The multi-organ composition of PanNuke makes assessing organ-specific performance crucial for validating model robustness. Table 2 presents the organ-wise comparison between MONCH and SOTA methods. The results show that MONCH maintains consistent performance across diverse organ types while achieving comparable or superior metrics to existing approaches, indicating its strong generalization capability. Fig. 5 intuitively shows the F1 Score of the proposed MONCH against SOTA cell segmentation methods, demonstrating that MONCH can get the best-balanced evaluation results in all organ types.

We will provide feature maps of different enhancement modules and more visualized results in the supplementary.

We evaluate MONCH with three vision-language models (VLMs) as backbones: PLIP [21], CONCH [29], and CLIP [36]. Additionally, we replace the image encoder with three vision-based models, SAM [26] and UNI [6], as well as SAM2 [37], paired with a text encoder from pre-trained CLIP. Table 7 reports the F1 scores for each cell type, averaged across all organ types.

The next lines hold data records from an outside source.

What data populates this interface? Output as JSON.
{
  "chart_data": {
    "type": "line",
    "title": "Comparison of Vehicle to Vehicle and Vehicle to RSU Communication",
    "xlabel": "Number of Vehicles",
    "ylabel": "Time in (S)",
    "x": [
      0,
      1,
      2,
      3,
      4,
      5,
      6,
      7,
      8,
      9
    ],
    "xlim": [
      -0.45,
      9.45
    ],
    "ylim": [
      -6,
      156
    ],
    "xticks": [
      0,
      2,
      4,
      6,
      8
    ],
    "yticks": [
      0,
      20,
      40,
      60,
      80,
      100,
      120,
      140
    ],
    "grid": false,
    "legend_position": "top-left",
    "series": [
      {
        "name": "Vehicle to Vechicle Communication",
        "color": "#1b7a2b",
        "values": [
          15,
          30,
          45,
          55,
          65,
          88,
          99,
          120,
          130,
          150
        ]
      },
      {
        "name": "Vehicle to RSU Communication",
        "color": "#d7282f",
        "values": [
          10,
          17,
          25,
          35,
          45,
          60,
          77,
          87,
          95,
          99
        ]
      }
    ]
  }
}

Among these, CLIP-based MONCH achieves the highest overall performance, followed by competitive results from SAM-based, CONCH-based, and SAM2-based implementations. PLIP-based MONCH shows a significantly lower performance, particularly for cell types with limited training samples. This gap can be attributed to PLIP’s architectural design, which was optimized for whole-slide image (WSI) classification. PLIP’s pre-trained image encoder generates feature maps with approximately half the resolution compared to the CLIP encoder, reducing the model’s ability to capture fine-grained cellular details. Furthermore, MONCH with UNI-based backbones demonstrates lower performance, likely due to the misalignment between text and image encoders.

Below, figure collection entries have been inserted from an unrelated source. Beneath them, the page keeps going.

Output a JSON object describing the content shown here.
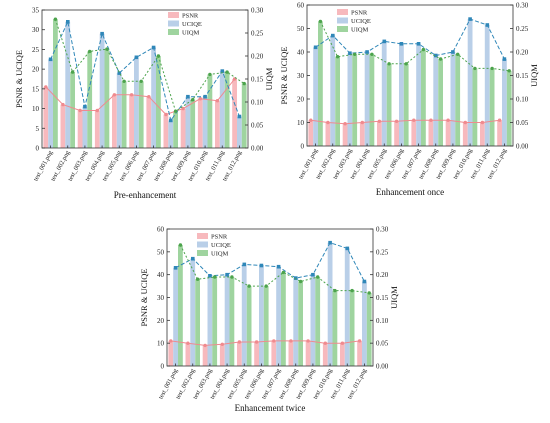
{
  "colors": {
    "psnr_bar": "#f7b9bd",
    "ucique_bar": "#b9cfe8",
    "uiqm_bar": "#9fd49f",
    "psnr_line": "#f08a8f",
    "ucique_line": "#2f87b8",
    "uiqm_line": "#4ca34c",
    "axis": "#333333"
  },
  "chart_data": [
    {
      "type": "bar",
      "title": "",
      "xlabel": "Pre-enhancement",
      "ylabel": "PSNR & UCIQE",
      "y2label": "UIQM",
      "ylim": [
        0,
        35
      ],
      "yticks": [
        0,
        5,
        10,
        15,
        20,
        25,
        30,
        35
      ],
      "y2lim": [
        0,
        0.3
      ],
      "y2ticks": [
        "0.00",
        "0.05",
        "0.10",
        "0.15",
        "0.20",
        "0.25",
        "0.30"
      ],
      "categories": [
        "test_001.png",
        "test_002.png",
        "test_003.png",
        "test_004.png",
        "test_005.png",
        "test_006.png",
        "test_007.png",
        "test_008.png",
        "test_009.png",
        "test_010.png",
        "test_011.png",
        "test_012.png"
      ],
      "series": [
        {
          "name": "PSNR",
          "axis": "left",
          "values": [
            15.5,
            11.0,
            9.5,
            9.5,
            13.5,
            13.5,
            13.0,
            8.5,
            10.0,
            12.5,
            12.0,
            17.5
          ]
        },
        {
          "name": "UCIQE",
          "axis": "left",
          "values": [
            22.5,
            32.0,
            10.5,
            29.0,
            19.0,
            23.0,
            25.5,
            7.0,
            13.0,
            13.0,
            19.5,
            8.0
          ]
        },
        {
          "name": "UIQM",
          "axis": "right",
          "values": [
            0.28,
            0.165,
            0.21,
            0.215,
            0.145,
            0.145,
            0.2,
            0.08,
            0.105,
            0.16,
            0.165,
            0.14
          ]
        }
      ],
      "legend": "top-right",
      "grid": false
    },
    {
      "type": "bar",
      "title": "",
      "xlabel": "Enhancement once",
      "ylabel": "PSNR & UCIQE",
      "y2label": "UIQM",
      "ylim": [
        0,
        60
      ],
      "yticks": [
        0,
        10,
        20,
        30,
        40,
        50,
        60
      ],
      "y2lim": [
        0,
        0.3
      ],
      "y2ticks": [
        "0.00",
        "0.05",
        "0.10",
        "0.15",
        "0.20",
        "0.25",
        "0.30"
      ],
      "categories": [
        "test_001.png",
        "test_002.png",
        "test_003.png",
        "test_004.png",
        "test_005.png",
        "test_006.png",
        "test_007.png",
        "test_008.png",
        "test_009.png",
        "test_010.png",
        "test_011.png",
        "test_012.png"
      ],
      "series": [
        {
          "name": "PSNR",
          "axis": "left",
          "values": [
            11.0,
            10.0,
            9.5,
            10.0,
            10.5,
            10.5,
            11.0,
            11.0,
            11.0,
            10.0,
            10.0,
            11.0
          ]
        },
        {
          "name": "UCIQE",
          "axis": "left",
          "values": [
            42.0,
            47.0,
            39.5,
            40.0,
            44.5,
            43.5,
            43.5,
            38.5,
            40.0,
            54.0,
            51.5,
            37.0
          ]
        },
        {
          "name": "UIQM",
          "axis": "right",
          "values": [
            0.265,
            0.19,
            0.195,
            0.195,
            0.175,
            0.175,
            0.205,
            0.185,
            0.195,
            0.165,
            0.165,
            0.16
          ]
        }
      ],
      "legend": "top-left",
      "grid": false
    },
    {
      "type": "bar",
      "title": "",
      "xlabel": "Enhancement twice",
      "ylabel": "PSNR & UCIQE",
      "y2label": "UIQM",
      "ylim": [
        0,
        60
      ],
      "yticks": [
        0,
        10,
        20,
        30,
        40,
        50,
        60
      ],
      "y2lim": [
        0,
        0.3
      ],
      "y2ticks": [
        "0.00",
        "0.05",
        "0.10",
        "0.15",
        "0.20",
        "0.25",
        "0.30"
      ],
      "categories": [
        "test_001.png",
        "test_002.png",
        "test_003.png",
        "test_004.png",
        "test_005.png",
        "test_006.png",
        "test_007.png",
        "test_008.png",
        "test_009.png",
        "test_010.png",
        "test_011.png",
        "test_012.png"
      ],
      "series": [
        {
          "name": "PSNR",
          "axis": "left",
          "values": [
            11.0,
            10.0,
            9.0,
            9.5,
            10.5,
            10.5,
            11.0,
            11.0,
            11.0,
            10.0,
            10.0,
            11.0
          ]
        },
        {
          "name": "UCIQE",
          "axis": "left",
          "values": [
            43.0,
            47.0,
            39.5,
            40.0,
            44.5,
            44.0,
            43.5,
            38.5,
            40.0,
            54.0,
            51.5,
            37.0
          ]
        },
        {
          "name": "UIQM",
          "axis": "right",
          "values": [
            0.265,
            0.19,
            0.195,
            0.195,
            0.175,
            0.175,
            0.205,
            0.185,
            0.195,
            0.165,
            0.165,
            0.16
          ]
        }
      ],
      "legend": "top-left",
      "grid": false
    }
  ]
}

The progressive prompt decoder block plays a crucial role in harmonizing linguistic and visual features. To demonstrate its effectiveness, we visualize the iteratively generated visual and multimodal features in Fig. 6. The high-frequency visual features, $\mathbf{F}^{h}$, effectively capture detailed information about pathological cells. By utilizing these fine-grained features as the $query$ for subsequent coarse features, the visual representations progressively refine, as shown by $\mathbf{F}^{h}\to\mathbf{F}^{v}\to\mathbf{F}^{t}$. These multi-grained visual features excel at preserving the semantic information of pathological cell textual features. Subsequently, the visual features are used as $query$ inputs to the text features, facilitating the capture of multimodal features that integrate linguistic and visual data. Finally, by merging visual and textual features, the multimodal features, $\mathbf{F}^{t}\to\mathbf{F}^{\mathcal{T}}$, effectively highlight features specific to different cell types.

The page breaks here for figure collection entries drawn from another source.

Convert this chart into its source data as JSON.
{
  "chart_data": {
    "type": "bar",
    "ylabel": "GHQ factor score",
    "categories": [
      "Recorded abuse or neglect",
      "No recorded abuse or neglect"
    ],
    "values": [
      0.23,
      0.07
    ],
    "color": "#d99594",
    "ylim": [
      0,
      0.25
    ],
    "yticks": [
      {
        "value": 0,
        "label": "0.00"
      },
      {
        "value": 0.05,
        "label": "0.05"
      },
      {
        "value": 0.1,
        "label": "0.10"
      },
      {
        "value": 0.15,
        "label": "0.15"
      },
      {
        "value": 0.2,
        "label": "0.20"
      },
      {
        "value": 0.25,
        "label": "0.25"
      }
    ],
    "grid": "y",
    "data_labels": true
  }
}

Fig. 7 presents the cell segmentation results of MONCH compared to state-of-the-art cell segmentation methods and large-scale models. MONCH clearly outperforms competing approaches, leveraging both linguistic and visual features to effectively segment diverse cell data. Notably, MONCH delivers superior semantic segmentation performance compared to CPP-Net, the second-best performing method. By integrating linguistic information with visual learning, MONCH accurately identifies cell types, overcoming challenges faced by other methods. As shown in Fig. 7, cells marked with yellow arrows are misclassified by CPP-Net but are correctly segmented by MONCH. Furthermore, MONCH effectively segments rare instances, such as dead cells in PanNuke, despite limited data available. This underscores MONCH’s robustness in handling imbalanced datasets, making it a powerful solution for challenging segmentation tasks.